Concerning the finances of the hospital and the potential unwillingness of historically Catholic nursing staff to perform abortions, there is no way I can support forcing nurses into performing abortions, but this can perhaps be ameliorated with a combination of switching nurses around departments to maximize abortion-capable nurses in the obstetric department, as well as financially incentivizing performing abortions. Additionally, whether or not any of the prior suggestions are taken up by the hospital’s board, serious investments into cultural competency should be made. In order to meet needs of a mixed community, staff ought to take a cultural competency course so that they can understand “the values, traditions, and faiths of the patient” (Bhattacharyya 2006).

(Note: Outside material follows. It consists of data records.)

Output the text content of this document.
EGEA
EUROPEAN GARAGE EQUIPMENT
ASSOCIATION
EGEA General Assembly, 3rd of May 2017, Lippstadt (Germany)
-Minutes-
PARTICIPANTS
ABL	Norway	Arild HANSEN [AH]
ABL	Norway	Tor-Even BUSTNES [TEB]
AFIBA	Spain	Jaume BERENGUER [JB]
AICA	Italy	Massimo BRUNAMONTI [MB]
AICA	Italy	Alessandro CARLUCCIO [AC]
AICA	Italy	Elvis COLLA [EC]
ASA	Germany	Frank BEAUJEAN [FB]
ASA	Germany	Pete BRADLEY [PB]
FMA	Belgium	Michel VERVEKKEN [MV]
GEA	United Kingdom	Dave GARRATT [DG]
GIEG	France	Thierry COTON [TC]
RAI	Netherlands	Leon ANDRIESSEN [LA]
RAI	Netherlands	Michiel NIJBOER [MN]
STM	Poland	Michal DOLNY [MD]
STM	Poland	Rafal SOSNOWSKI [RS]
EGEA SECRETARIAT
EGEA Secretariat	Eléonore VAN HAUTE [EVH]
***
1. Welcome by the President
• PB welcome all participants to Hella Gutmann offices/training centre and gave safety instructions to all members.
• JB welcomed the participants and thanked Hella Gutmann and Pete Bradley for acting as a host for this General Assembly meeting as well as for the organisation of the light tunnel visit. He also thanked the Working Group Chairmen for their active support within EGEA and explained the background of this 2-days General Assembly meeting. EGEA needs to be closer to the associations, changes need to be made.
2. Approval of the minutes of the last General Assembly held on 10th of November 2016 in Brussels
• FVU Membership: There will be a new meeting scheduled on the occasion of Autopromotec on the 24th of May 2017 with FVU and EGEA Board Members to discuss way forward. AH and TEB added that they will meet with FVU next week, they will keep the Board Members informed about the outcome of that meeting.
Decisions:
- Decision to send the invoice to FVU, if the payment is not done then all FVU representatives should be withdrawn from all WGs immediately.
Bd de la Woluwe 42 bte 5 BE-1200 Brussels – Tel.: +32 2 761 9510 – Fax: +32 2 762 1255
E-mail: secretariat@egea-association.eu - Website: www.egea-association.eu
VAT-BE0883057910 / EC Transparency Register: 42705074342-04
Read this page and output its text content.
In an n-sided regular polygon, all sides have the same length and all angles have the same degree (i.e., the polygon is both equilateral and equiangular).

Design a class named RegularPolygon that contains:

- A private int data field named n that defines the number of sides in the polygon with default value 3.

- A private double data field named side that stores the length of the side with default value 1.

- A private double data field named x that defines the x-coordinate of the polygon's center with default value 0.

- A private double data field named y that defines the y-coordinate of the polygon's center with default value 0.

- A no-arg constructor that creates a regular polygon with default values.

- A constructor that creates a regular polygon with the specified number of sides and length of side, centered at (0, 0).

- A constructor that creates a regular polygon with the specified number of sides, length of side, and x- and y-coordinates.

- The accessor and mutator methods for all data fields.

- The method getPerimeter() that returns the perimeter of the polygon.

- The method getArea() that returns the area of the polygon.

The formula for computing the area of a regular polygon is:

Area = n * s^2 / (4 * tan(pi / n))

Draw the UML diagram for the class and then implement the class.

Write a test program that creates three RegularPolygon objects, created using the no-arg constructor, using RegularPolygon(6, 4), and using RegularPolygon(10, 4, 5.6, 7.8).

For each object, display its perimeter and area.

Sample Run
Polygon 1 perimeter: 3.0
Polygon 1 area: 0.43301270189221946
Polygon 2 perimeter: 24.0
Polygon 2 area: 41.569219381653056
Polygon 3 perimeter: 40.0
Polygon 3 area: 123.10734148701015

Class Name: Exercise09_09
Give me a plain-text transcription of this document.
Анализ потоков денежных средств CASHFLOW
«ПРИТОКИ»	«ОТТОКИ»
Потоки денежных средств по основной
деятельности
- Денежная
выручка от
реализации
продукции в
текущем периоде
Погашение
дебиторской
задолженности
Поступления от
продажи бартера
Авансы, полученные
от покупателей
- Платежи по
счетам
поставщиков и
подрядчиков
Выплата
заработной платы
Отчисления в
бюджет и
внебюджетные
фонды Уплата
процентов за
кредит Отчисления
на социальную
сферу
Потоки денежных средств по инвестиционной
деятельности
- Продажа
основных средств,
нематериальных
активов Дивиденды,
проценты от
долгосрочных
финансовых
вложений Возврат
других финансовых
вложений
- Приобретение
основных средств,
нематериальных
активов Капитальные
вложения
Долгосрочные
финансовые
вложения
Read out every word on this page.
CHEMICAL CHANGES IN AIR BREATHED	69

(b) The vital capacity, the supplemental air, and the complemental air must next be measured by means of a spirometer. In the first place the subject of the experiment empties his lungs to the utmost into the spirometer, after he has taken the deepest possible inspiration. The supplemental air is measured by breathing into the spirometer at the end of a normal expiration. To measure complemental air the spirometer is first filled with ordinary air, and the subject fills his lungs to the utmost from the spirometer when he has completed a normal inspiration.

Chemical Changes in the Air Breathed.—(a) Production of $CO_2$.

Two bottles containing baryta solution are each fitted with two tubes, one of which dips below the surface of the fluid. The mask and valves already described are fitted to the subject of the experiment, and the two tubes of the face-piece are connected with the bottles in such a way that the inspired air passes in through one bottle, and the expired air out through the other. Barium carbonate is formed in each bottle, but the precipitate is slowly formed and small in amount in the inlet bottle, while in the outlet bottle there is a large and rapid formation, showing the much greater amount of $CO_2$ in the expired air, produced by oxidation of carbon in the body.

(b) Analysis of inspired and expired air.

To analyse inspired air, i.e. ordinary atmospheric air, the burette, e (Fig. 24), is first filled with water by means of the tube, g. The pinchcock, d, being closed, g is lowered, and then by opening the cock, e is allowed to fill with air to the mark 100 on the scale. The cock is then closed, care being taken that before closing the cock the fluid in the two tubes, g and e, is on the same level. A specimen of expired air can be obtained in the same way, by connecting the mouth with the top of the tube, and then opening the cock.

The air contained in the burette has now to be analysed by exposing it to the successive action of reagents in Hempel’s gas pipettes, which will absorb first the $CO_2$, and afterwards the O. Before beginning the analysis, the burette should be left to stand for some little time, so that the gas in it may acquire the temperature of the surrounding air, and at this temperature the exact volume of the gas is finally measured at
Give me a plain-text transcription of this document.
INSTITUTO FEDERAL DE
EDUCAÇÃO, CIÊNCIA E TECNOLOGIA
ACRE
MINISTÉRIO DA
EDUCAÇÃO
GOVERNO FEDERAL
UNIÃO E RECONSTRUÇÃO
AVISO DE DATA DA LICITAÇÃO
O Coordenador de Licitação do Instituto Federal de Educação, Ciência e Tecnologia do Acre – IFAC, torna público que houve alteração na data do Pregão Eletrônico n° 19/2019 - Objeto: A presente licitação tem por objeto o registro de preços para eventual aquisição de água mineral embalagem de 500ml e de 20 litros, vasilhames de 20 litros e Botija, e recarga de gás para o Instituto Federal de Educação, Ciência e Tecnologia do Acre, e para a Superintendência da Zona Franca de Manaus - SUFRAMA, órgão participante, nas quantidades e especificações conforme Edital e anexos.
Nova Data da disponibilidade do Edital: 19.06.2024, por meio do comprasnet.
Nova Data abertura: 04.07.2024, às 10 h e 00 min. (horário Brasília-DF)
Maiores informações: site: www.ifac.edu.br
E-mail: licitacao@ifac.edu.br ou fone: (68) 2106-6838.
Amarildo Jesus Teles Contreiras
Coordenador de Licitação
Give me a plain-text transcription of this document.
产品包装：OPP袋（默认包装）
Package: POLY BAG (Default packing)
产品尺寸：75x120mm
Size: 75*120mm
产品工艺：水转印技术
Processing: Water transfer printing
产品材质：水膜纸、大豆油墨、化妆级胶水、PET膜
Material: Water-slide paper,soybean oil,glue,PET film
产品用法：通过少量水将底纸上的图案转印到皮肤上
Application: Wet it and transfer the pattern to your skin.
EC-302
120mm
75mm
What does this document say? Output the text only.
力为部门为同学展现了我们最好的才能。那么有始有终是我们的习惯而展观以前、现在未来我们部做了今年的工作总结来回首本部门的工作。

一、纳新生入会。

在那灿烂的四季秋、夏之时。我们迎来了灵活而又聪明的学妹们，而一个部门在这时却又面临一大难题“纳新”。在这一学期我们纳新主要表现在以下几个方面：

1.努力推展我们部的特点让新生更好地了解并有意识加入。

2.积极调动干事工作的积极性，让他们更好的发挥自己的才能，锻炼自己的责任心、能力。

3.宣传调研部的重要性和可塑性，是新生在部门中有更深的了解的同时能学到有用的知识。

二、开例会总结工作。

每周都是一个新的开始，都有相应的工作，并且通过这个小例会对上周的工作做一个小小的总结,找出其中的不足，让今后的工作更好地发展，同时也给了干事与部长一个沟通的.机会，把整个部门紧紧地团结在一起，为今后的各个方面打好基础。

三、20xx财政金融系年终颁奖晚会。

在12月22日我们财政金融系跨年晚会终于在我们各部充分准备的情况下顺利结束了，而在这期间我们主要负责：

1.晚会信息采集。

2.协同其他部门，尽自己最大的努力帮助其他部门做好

As Dr. Zotovic commented in a prior iteration of this report, a limitation here is that it had no mention of counseling services. Naturally, counseling services should be provided if any sort of abortion is available at the hospital. The stance of abortion for an individual is not likely to change; however, the stance of whether others could is the contentious dialogue we experience today. Therefore, I do not feel its the place of the ethics reviewer to take stance, but rather to determine derivative and parallel issues.
The church has taken a shift to being non-denominational within Christianity. Non-denominational does not suggest ‘secular,’ but it is likely to have similar attention to diverse needs than with which a purely sectarian branch may be concerned. Rather, it means that it is not under the institutional sway and consideration from one body of Christianity, and instead appeals to a more diverse set of backgrounds. In line with this, the hospital has a responsibility to the community as one of the only sources of healthcare in 90 minute radius, assuming use of personal transportation (Bhattacharyya 2006). It does not have an obligation to provide any service on-demand, but ought to consider the needs of the community. At the very least the hospital should provide uninsured patients identical emergency care to insured ones, on a purely legal basis. Since there is not alternative, its morality should not stand in the way of someone getting the treatment they would in any area. These are not mandates, but rather issues and responsibility to a low-access healthcare community to consider when negotiating the future of the institution.
Outside Bibliography
-Chambers, J.. To Raise an Army: The Draft Comes to Modern America. New York: Free Press, 1987.
-“Refusing to Provide Health Services.” Guttmacher Institute. Guttmacher Center for Population Research Innovation and Dissemination, 01 April 2017. Web.